Popular Religion in America: The Evangelical Voice

Popular Religion in America: The Evangelical Voice

Popular Religion in America: The Evangelical Voice

Popular Religion in America: The Evangelical Voice

Synopsis

Jorstad attributes the enormous growth of evangelicalism to its ability to blend with American popular culture. He argues that the evangelical movement was able to integrate populist, democratic traditions with a cultural inclusiveness, a mastery of modern technology, and a willingness to use mass media to spread its views. The first part of the book discusses the development of evangelical subculture between 1960 and 1990. The second part discusses the interplay between the evangelical movement and social values. The third section analyzes the relationship between evangelicalism and the media. Throughout the work, Jorstad closely and carefully analyzes the place of evangelicalism in modern American culture.

Excerpt

Those who track or participate in the course of religion in the United States come to recognize the recurrence of certain modes of thought and behavior. Among those that stand out vividly within the North American setting are the modes of irony, paradox, and contradiction. Although not unique to the American scene, they take on a certain compelling veracity by being located within the nation frequently known as having "the soul of a church." For example, believing this land was created to make straight the way of the Lord, many people of faith ironically have committed great sins against their own people and innocents abroad. To win the world to their ancient and unchanging truths, the faithful paradoxically employ the most up-to-the- minute technology, which inevitably reshapes their message. Finally, faith seekers continue to stay mired in the contradictory expressions of committed discipleship and yet of continuing racism, prejudice, sexism, and ecological despoilment.
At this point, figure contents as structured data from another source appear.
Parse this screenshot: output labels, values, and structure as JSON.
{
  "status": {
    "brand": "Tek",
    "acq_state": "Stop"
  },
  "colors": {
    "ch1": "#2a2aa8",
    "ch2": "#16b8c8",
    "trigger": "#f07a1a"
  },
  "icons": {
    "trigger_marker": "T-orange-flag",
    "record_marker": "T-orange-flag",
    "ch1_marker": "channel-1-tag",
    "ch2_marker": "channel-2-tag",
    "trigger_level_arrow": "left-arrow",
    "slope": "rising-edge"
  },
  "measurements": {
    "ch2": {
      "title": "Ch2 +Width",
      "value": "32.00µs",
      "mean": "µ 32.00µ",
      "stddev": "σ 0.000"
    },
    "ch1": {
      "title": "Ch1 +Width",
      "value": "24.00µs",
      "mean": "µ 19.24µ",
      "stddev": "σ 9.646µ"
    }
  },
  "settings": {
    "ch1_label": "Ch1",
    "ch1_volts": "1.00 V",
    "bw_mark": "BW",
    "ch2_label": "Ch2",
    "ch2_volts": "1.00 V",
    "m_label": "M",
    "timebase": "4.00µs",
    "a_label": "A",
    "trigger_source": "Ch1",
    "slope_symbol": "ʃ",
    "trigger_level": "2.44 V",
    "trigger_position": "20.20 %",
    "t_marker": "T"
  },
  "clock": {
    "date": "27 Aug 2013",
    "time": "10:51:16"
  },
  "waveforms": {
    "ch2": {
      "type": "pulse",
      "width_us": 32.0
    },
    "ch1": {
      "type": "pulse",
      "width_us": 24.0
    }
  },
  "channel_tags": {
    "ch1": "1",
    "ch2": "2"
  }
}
Rather than despair over such a situation, trackers choose to accept such modes as givens, as expressions of the human condition but not as controlling determinants of their searches. They affirm that, in their tracking, they find authentic paths, trails, avenues, and even some highways leading them to greater understanding of the terrain. At times these roads even overlap, crisscross, bisect, or disrupt each other. Viewed from a distance, however, they form patterns and configurations. The knowledgeable tracker will detect both those features that are familiar and those that are new; both those that come most clearly into view when viewed through the lens of irony, paradox, and contradiction and those that are better understood by the use of other instruments of study.